I have contacted the local authority so many times with regard to providing my son with an education; I have put in formal complaints and yet he still has no education.

I applied to the tribunal last December as the Local Authority insisted in his Education Health Care Plan that mainstream schooling was suitable for him, but they simultaneously refused to name a school he could go to.

The tribunal have made numerous orders ordering the Local Authority to name a school for my son but these have all been ignored.

We went to the tribunal last Tuesday, 29th October, at which the Judge told the Local Authority that they need to name a school on his education and health care plan and that the tribunal had to be adjourned until 13th December because of this, adding more of a delay to my son getting an education. He is now 12 years old.

My son is still without an education and we are in limbo.

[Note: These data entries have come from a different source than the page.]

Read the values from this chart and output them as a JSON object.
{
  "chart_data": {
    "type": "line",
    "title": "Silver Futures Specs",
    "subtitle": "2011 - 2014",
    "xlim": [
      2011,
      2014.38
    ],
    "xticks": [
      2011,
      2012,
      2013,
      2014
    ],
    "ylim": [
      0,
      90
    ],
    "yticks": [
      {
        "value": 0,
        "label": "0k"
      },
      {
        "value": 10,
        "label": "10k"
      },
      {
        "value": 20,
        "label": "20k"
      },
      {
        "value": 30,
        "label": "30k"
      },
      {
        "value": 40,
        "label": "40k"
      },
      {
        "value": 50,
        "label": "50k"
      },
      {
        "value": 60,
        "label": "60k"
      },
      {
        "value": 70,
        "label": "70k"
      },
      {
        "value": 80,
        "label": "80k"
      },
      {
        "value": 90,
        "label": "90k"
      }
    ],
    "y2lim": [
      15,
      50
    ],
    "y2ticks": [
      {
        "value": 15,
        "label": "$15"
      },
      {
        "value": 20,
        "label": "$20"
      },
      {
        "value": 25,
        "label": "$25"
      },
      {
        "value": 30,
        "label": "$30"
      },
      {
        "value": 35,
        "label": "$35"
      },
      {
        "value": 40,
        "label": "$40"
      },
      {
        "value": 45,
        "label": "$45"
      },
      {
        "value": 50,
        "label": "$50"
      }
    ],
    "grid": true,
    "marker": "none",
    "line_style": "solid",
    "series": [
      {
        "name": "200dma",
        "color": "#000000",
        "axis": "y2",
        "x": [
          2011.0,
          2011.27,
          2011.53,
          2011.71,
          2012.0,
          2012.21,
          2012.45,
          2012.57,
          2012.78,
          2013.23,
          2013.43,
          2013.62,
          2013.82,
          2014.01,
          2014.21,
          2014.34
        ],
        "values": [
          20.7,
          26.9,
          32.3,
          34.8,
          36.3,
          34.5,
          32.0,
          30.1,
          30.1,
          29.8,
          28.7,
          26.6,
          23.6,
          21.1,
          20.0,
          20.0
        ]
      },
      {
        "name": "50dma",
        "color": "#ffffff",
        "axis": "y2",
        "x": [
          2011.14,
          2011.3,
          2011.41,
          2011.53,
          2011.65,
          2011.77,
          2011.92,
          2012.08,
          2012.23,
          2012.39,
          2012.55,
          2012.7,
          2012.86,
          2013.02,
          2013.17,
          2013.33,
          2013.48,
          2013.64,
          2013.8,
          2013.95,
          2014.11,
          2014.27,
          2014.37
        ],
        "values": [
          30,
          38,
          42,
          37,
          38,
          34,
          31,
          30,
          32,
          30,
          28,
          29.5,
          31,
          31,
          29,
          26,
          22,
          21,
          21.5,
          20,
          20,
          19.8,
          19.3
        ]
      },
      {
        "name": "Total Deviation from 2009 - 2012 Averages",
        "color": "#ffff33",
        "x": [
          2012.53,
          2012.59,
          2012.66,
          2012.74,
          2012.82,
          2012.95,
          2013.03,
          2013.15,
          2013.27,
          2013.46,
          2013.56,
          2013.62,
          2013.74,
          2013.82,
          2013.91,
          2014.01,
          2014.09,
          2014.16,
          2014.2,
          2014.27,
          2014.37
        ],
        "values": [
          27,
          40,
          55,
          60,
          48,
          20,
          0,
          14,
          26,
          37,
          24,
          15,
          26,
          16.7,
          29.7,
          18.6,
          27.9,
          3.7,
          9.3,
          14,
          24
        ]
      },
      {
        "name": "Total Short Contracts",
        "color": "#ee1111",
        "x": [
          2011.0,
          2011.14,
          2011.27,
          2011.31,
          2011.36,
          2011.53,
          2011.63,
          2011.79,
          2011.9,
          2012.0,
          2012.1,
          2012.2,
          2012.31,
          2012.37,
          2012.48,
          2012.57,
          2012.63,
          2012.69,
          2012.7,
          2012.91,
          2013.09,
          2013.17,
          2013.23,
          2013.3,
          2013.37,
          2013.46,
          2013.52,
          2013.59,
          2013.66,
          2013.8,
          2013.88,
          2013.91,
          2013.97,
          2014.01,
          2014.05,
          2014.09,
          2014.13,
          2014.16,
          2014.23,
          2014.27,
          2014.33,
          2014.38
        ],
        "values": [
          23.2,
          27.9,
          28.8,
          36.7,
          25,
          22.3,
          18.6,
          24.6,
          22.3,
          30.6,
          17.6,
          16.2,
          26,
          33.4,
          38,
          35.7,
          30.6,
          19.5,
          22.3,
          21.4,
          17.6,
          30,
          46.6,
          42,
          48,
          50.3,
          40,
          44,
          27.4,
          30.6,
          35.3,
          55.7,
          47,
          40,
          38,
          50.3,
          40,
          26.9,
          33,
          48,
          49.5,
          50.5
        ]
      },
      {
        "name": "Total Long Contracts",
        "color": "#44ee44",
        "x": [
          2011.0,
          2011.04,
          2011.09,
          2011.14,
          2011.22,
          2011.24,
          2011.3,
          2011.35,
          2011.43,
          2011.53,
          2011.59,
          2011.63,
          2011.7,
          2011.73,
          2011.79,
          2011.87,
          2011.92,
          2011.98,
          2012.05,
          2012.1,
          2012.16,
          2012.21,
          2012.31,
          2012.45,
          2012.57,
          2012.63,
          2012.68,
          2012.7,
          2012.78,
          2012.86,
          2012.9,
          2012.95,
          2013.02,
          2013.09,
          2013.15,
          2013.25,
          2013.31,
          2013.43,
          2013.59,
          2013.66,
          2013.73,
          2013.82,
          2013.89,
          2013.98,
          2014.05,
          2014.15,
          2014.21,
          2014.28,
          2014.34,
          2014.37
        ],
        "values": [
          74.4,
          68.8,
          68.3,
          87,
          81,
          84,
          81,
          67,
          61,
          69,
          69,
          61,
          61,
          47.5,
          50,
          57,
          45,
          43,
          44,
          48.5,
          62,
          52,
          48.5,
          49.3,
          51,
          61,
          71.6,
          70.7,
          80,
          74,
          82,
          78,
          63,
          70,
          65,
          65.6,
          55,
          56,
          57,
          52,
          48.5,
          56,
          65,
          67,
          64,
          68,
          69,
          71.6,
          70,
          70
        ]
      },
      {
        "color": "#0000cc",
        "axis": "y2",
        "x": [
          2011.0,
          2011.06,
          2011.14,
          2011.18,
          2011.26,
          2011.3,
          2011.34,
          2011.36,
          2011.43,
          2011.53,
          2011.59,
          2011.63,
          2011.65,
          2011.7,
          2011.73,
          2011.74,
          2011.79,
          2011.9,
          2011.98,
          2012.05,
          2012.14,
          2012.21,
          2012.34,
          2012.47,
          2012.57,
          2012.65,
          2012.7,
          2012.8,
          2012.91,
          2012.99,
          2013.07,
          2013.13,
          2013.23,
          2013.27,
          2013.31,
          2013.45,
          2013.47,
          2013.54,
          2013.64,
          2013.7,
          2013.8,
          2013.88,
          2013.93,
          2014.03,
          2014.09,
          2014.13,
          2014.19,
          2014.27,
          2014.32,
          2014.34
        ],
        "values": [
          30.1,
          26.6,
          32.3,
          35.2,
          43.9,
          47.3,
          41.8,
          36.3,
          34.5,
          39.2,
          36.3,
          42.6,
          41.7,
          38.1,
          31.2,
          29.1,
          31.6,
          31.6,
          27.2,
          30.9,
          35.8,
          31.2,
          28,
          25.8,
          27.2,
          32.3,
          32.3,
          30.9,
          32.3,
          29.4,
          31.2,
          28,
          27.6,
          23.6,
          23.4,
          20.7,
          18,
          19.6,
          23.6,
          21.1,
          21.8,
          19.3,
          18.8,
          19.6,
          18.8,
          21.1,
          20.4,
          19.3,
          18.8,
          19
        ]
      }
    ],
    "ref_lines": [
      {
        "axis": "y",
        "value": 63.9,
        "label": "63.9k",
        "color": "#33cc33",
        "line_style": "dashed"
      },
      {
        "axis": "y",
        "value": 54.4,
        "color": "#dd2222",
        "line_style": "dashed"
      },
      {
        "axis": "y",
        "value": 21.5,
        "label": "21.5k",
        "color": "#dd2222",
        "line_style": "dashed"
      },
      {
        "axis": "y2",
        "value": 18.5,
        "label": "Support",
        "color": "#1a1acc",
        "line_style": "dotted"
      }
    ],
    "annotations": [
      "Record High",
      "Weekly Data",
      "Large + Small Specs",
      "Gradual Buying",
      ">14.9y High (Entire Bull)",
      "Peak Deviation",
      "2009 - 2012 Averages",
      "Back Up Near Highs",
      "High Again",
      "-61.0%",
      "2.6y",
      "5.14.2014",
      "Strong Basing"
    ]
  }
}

My son deserves the correct education but he has been thoroughly let down by the education system. The strain of fighting the system tires you out but you still have to keep going. It should not be like this—every child has the right to an education. We keep being told that it is not the label that counts, but the child’s needs. Well we know our son needs an education but we cannot access any support for him to get that education because he doesn’t seem to have the right label.”

I had already secured this debate when that message was sent to me. The reason why I applied for the debate was that parent after parent has written to me, emailed me, met with me at my surgeries, and invited me to visit their child’s school or visit the school that their child would be going to if they had enough support in place, or the school that would be ideal for the child, but which has no more capacity.